RESTORE was a precedent registry involving European sites that used Relay first-generation devices.
The investigators concluded that the worldwide results of the RESTORE II registry show the safety and effectiveness of Relay and Relay NBS stent grafts for elective endovascular thoracic aortic repair. Additionally, the device presents a lower rate of perioperative complications compared with the RESTORE registry.
In RESTORE II, a total of 173 patients were enrolled in the registry from October 2010 to September 2014 (aneurysm, n = 99; dissection, n = 74). Overall technical success of the intervention reached 97.1%, irrespective of the etiology and geographic origin of patients. Baseline clinical heterogeneity was observed between devices concerning the etiology of the disease and certain comorbidities and/or risk factor distribution (diabetes, hypertension, myocardial infarction, angina pectoris). An average of 1.36 stent graft components were used per patient, with mean intended treatment length of 197 ± 87.7/188.7 ± 103.1 mm and mean access site diameter of 10.3 ± 8.2/9.7 ± 1.7 mm in aneurysms/dissections, respectively.

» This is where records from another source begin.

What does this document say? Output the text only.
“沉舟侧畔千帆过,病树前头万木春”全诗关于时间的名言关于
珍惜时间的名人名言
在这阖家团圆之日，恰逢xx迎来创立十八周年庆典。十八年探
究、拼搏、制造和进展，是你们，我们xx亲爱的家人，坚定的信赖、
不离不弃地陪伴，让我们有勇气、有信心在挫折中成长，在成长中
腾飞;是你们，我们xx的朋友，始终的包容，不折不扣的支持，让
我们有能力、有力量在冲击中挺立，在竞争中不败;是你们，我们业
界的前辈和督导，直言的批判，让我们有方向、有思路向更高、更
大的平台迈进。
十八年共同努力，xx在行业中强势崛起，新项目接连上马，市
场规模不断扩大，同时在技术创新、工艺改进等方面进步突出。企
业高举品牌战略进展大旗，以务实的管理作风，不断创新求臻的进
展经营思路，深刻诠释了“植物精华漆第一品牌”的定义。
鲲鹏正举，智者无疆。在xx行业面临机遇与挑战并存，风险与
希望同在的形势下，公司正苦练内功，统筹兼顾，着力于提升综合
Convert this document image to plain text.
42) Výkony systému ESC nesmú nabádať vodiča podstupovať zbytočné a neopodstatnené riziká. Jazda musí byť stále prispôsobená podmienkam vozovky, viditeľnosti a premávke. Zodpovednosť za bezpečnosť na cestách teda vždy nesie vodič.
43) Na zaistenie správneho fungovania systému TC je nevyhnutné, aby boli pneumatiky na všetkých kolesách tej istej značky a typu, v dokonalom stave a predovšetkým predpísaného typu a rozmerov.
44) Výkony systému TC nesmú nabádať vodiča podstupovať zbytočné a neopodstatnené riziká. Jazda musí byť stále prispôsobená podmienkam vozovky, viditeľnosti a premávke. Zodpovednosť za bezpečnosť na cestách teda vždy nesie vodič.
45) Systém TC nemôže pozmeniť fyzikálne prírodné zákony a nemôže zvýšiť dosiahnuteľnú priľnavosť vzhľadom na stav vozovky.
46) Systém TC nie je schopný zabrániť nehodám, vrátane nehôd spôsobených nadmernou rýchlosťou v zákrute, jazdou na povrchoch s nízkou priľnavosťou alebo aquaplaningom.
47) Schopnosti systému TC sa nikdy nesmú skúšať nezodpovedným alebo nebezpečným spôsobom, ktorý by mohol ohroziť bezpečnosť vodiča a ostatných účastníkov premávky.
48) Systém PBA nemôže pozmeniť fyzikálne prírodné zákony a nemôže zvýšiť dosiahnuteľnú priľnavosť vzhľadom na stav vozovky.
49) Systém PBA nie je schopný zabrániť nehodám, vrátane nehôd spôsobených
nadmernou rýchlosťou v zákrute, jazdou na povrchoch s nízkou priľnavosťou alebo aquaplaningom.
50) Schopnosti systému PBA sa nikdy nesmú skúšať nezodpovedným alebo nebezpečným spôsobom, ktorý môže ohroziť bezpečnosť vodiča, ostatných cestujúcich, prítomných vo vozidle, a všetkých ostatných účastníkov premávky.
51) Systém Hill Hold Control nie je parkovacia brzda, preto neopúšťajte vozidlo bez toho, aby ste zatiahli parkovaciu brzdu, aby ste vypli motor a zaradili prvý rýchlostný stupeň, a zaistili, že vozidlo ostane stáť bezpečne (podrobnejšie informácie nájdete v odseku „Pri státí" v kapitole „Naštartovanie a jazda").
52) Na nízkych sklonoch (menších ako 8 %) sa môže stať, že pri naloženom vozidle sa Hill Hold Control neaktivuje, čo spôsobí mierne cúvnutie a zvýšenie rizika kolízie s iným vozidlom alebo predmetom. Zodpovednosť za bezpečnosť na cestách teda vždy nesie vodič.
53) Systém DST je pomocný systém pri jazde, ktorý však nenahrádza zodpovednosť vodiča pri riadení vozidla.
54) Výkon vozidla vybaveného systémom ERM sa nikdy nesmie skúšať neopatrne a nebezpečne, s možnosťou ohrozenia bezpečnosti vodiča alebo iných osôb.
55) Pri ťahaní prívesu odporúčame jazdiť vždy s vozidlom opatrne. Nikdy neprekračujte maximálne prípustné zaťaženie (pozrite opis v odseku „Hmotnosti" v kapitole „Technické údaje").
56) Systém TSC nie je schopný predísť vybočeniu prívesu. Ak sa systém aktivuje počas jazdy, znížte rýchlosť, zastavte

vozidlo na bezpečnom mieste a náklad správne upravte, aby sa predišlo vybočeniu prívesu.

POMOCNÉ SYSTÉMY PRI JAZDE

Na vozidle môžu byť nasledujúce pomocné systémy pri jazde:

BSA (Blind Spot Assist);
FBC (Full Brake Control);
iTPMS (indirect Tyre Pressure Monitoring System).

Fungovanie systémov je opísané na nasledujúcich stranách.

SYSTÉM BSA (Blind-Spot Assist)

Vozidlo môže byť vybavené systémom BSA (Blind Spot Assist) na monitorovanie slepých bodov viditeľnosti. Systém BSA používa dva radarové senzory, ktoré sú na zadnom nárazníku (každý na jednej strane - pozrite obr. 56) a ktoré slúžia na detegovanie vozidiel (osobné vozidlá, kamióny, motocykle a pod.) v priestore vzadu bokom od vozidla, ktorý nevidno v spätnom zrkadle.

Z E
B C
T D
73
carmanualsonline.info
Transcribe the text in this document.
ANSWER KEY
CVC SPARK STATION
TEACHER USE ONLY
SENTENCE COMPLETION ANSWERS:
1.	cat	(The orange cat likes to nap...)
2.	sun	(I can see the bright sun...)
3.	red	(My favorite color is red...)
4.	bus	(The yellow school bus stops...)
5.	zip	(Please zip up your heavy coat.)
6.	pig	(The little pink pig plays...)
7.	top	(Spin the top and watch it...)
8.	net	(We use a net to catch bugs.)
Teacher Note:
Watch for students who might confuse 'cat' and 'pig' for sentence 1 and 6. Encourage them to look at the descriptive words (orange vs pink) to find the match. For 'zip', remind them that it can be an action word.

The investigators found that the rate of all-cause 30-day mortality in RESTORE II was lower than in the RESTORE registry (4% vs 7.2%). Additionally, perioperative neurologic complications (paraplegia/paraparesis [2.9% vs 2%] and stroke [0.6% vs 1.6%]) were infrequent compared to RESTORE.
Freedom from all-cause mortality at 2 years was 93.6% in RESTORE II and at the final completion angiography, device-associated complications were detected in 4.6% of the patients, versus 5.3% in RESTORE; the endoleak rate was 6.4% (type I, 5.8%; type II, 1.7%), reported the investigators in JVS.